En effet, de la naissance, avec le suivi des femmes enceintes et des enfants de moins de 6 ans en passant par la Protection maternelle et infantile, la protection de l’enfance est l’un des tout premiers postes du budget départemental .
C’est un champ d’intervention très encadré par la législation mais qui en même temps est propice au développement de politiques pouvant aller au-delà des compétences obligatoires. Et c’est bien dans ce cadre, autrement dit, de la compétence générale, que le département du Val-de-Marne se singularise grâce à des politiques particulièrement volontaristes dans une multitude de domaines…
Dans le domaine de l’éducation notamment, le Conseil général articule sa politique avec celle en faveur de la jeunesse. Il y ancre les problématiques de protection de l’enfance, facilite une éducation à la santé, simplifie les liens avec les parents, sensibilise sur les questions liées à l’alimentation ou encore à l’environnement…
Sans retirer rien à la responsabilité de l’Etat qui conserve celle de l’Education nationale, par ailleurs, « bien » malmenée par la politique gouvernementale qui ne cesse de réduire les dépenses publiques et la réponse au plus près des populations.
Un autre volet d’intervention auprès des jeunes, ce sont les politiques culturelles qui sont développées là aussi de façon très volontariste.
Cette action procède d’une réflexion partagée avec l’ensemble des institutions et des professionnels qui travaillent autour des questions liées à l’enfance : l’Éducation nationale, la Protection judiciaire de la jeunesse, les associations ainsi que les intervenants des établissements et services de la protection de l’enfance.

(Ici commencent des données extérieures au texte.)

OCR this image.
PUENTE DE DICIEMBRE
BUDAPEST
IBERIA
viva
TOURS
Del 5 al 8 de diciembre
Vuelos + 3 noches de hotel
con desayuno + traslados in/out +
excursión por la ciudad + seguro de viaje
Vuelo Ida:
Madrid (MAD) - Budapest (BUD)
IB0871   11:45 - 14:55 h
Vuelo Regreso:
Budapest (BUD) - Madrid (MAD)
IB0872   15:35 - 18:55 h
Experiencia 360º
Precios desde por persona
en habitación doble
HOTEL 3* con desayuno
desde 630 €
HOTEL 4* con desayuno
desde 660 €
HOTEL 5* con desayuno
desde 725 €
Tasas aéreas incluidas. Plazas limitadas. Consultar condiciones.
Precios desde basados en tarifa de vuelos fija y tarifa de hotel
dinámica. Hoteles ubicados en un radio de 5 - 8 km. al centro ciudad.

Elle résulte d’une démarche politique qui place l’enfant et sa famille, au cœur du dispositif qui a permis de mettre en place le dispositif de la « Maison de l'Adolescent » ainsi que celui de la prévention des violences entre filles et garçons au sein des collèges.

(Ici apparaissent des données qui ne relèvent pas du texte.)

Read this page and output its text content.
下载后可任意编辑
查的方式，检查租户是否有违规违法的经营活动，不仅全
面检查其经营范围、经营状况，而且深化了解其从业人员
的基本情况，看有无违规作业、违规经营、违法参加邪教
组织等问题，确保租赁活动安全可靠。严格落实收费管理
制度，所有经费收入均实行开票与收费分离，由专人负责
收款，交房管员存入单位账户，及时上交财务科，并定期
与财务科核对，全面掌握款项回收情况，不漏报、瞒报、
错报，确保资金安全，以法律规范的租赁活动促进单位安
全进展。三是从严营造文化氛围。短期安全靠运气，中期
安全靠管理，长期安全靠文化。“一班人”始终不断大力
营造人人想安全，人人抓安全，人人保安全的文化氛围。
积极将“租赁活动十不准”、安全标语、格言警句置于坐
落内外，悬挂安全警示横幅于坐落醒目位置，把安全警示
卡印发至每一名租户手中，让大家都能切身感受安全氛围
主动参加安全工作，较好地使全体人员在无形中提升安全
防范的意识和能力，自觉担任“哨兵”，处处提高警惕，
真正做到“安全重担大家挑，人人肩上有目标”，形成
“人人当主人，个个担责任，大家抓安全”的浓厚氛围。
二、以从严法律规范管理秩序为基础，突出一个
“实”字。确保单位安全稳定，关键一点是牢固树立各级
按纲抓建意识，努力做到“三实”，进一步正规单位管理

Les enfants en danger font également partie de la préoccupation majeure de la collectivité départementale. A ce titre, elle a renforcé sa capacité à repérer de telles situations en créant notamment la cellule de recueil des informations préoccupantes ce qui permet de repérer aujourd’hui près de 2 500 cas, contre 90 en 2002.

Ce lundi 24 janvier, le Conseil général du Val de Marne a adopté son second schéma de prévention et de protection de l’enfance. Il s'inscrit dans la continuité de son intervention en la matière et dans le but de « prévenir les difficultés auxquelles les parents peuvent être confrontés dans l’exercice de leurs responsabilités éducatives, d’accompagner les familles et d’assurer le cas échéant, selon des modalités adaptées à leurs besoins, une prise en charge partielle ou totale des mineurs » autour de l’idée de mieux identifier et de donner plus de sens encore à cette politique publique essentielle pour les plus jeunes.

Pour ces enfants, nos enfants d’ailleurs, d’hier et d’aujourd’hui, qu’ils soient de parents juifs d'Europe centrale ayant fui l'antisémitisme ou de parents ayant fui la persécution, la faim ou la misère, la France était une terre d'accueil. Unissons nos efforts pour faire qu’elle redevienne pour eux protectrice et accueillante en défendant nos acquis et en réaffirmant les principes fondamentaux qui doivent régir une société humaine et moderne.